Bardzo nie chciałybyśmy, aby choć jeden poprawnie oddany głos został uznany za niebyły, uważamy natomiast że takie ryzyko istnieje. Zgadzamy się z apelem RPO Marcina Wiącka do parlamentarzystów, że niedopuszczalna jest sytuacja, w której poprawnie oddany przez obywatela głos może przepaść z niezależnych od rzeczonego obywatela problemów organizacyjnych. Godziłoby to w zasadę powszechności wyborów.
PE: Polonia w Wielkiej Brytanii coraz chętniej bierze udział w wyborach. Na których obszarach istnieje największe zagrożenie, że głosy Polaków w nadchodzących wyborach parlamentarnych mogą zostać utracone?

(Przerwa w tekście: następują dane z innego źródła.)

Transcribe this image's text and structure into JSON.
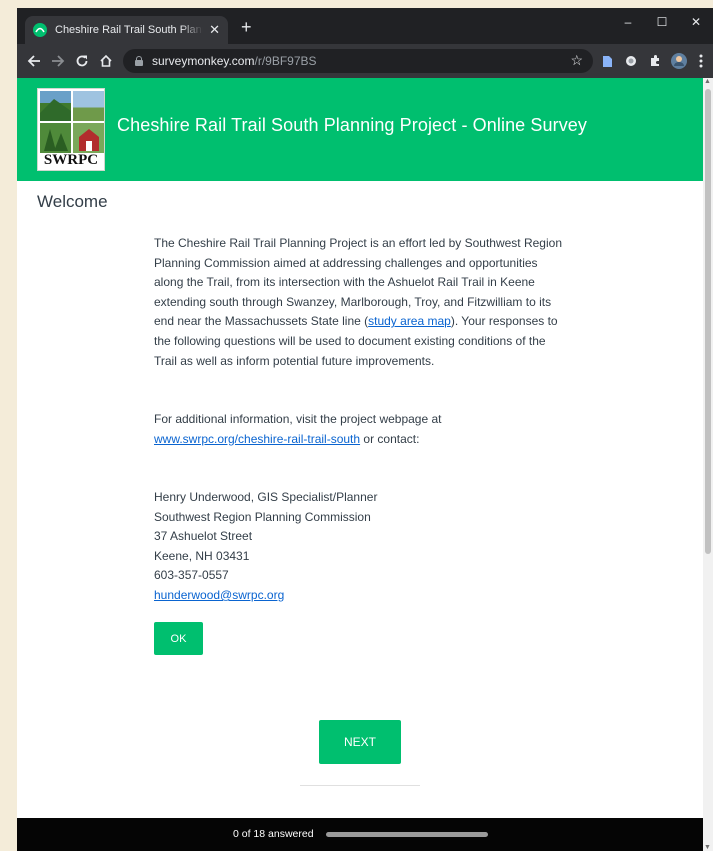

MH: Rosnąca frekwencja wyborcza jest powodem do radości i dumy z rodaków za granicą i władze Polski mają obowiązek zadbania o adekwatną wyborczą infrastrukturę. Podczas ostatnich wyborów parlamentarnych w 2019 roku, na 98 tys. zarejestrowanych do głosowania wyborców utworzone zostały 54 komisje. 23 z 54 komisji liczyły ponad 2 tys. zarejestrowanych wyborców. W samym Londynie takich dużych komisji było 10, rekordzistą była komisja w Ealing, do której zarejestrowanych było 5996 wyborców! A w wielu miejscach, takich jak Birmingham, Cambridge czy Slough, na jedną komisję przypadało ponad 3 tys. wyborców, w Manchester i Leeds ponad 4 tys. We wszystkich wymienionych komisjach przeliczenie głosów wg obecnych przepisów byłoby niemożliwe w ciągu 24 godzin.
PE: Jaka liczba głosujących przypada średnio na jedną komisję wyborczą w Wielkiej Brytanii? Czy są komisje, w których liczba chętnych do oddania głosu w wyborach znacząco przekracza średnią?
KB: Jeżeli podejdziemy do tego czysto arytmetycznie, to przyjmując, że w 2019 roku oddaliśmy na Wyspach 98 tys. głosów w 54 komisjach, wychodziłoby na to, że średnio na jedną komisję przypadało około 1800 głosów. To o całe 200 za dużo niż jesteśmy w stanie policzyć nowym sposobem liczenia głosów wynikającym z nowelizacji.
Ponadto w praktyce głosy rozkładają się dość nierównomiernie, również z tego względu, że wiele osób nawykowo podróżuje głosować do ambasady czy konsulatu, nawet jeśli bliżej jest inna komisja. Dlatego dużą część kampanii informacyjnej Polonia Głosuje planujemy w tym roku poświęcić informowaniu wyborców i wyborczyń, aby rejestrowali się do najbliższych im komisji. Jesteśmy naprawdę liczną grupą i wszyscy musimy zadbać o to, aby głosy rozkładały się równomiernie, możliwie najbardziej analogicznie do tego, jak to jest w Polsce. Nie da się jednak ukryć, że przede wszystkim potrzebujemy znacznie większej liczby komisji wyborczych na terenie całej Wielkiej Brytanii, a to oznacza konieczność zwiększenia przez MSZ budżetu na organizację wyborów za granicą.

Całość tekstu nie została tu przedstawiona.